As I have mentioned before, there is a lot of farming and cultivation going on around and in my Small Town. Some have planted crops, some have planted flowers, and some are just feeding animals. At our house, we have flowers that were planted by a previous occupant, so this summer I mostly just planted veggies.
I planted tomatoes (regular round variety), peppers (sweet and hot varieties), pole beans, chives, basil, and a new-to-me item: ground cherries. All are maturing in abundance. We have so many tomatoes on the plants, that they actually bent the metal of the cages, and are now leaning over drunkenly whilst being propped up by the neighbor's fence.
Luckily for us, the neighbors on the other side of the fence are friendly neighbors. They are the kind of neighbors that do not complain when one's pole beans try to become the tallest bean plants in the history of mankind by eschewing their 6-foot poles in favor of the neighbor's tree branches. I did not know that bean plants could get so tall. They are so tall that we now have beans hanging over 10ft in the air! So far up that the only possible way to harvest them (at least from our own side of the fence) is to get out the ladder and climb.
The ground cherries are strange looking plants. They started out small, and only had 1 or 2 cherries each on the plant. They were tasty though. This is a plant that likes surprising you. For months we only had 1 or 2 cherries on each plant. Now we have tons. One day when pulling weeds, I happened to glance at the plants to see what was what, and to my surprise, there were cherries in glorious abundance.
The plants are enormous and have grown long branches. Even with regular harvesting, they don't seem to be showing any signs of slowing down. These cherries are not like the red cherries you are used to. They come in little greenish yellow wrappers, ala tomatillos. They are yellowish, and kind of sweet and tart all at once.
When they are ripe, they fall off the plant and onto the ground - hence the name. I just started picking them up and keeping them in a bowl on the counter until I had enough to do something with. What, I didn't know exactly, but figured I could peruse the internet and my cookbooks until I found something. I did even better than that - I found someone at the local Farmer's Market who grows them in abundance. Here I learned that as long as the outer husk is not peeled off, they can be kept on the counter until you have enough for a pie.

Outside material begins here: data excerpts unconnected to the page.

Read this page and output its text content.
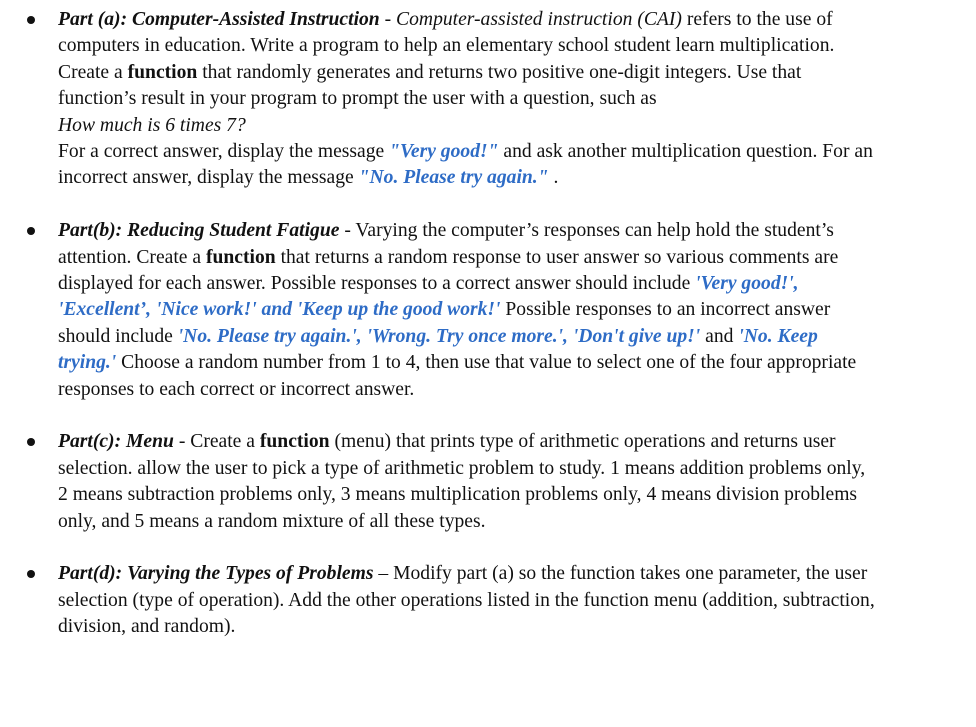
Part (a): Computer-Assisted Instruction - Computer-assisted instruction (CAI) refers to the use of computers in education. Write a program to help an elementary school student learn multiplication. Create a function that randomly generates and returns two positive one-digit integers. Use that function’s result in your program to prompt the user with a question, such as
How much is 6 times 7?
For a correct answer, display the message "Very good!" and ask another multiplication question. For an incorrect answer, display the message "No. Please try again." .
Part(b): Reducing Student Fatigue - Varying the computer’s responses can help hold the student’s attention. Create a function that returns a random response to user answer so various comments are displayed for each answer. Possible responses to a correct answer should include 'Very good!', 'Excellent’, 'Nice work!' and 'Keep up the good work!' Possible responses to an incorrect answer should include 'No. Please try again.', 'Wrong. Try once more.', 'Don't give up!' and 'No. Keep trying.' Choose a random number from 1 to 4, then use that value to select one of the four appropriate responses to each correct or incorrect answer.
Part(c): Menu - Create a function (menu) that prints type of arithmetic operations and returns user selection. allow the user to pick a type of arithmetic problem to study. 1 means addition problems only, 2 means subtraction problems only, 3 means multiplication problems only, 4 means division problems only, and 5 means a random mixture of all these types.
Part(d): Varying the Types of Problems – Modify part (a) so the function takes one parameter, the user selection (type of operation). Add the other operations listed in the function menu (addition, subtraction, division, and random).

The tomatoes, however, cannot be kept as such. They must be used fairly quickly. As all of our tomatoes are of the normal variety, I have been making salsa of those. To make pasta sauce, I visited a local Pick-Your-Own farm where I ended up picking almost 40lb of tomatoes in under 3omin! I was having such fun, I didn't even notice how much I'd gathered until the buckets were weighed. I got mostly red paste tomatoes, but the farm had something I'd never seen before - yellow paste tomatoes. I am going to try and make those into sauce as well for something different.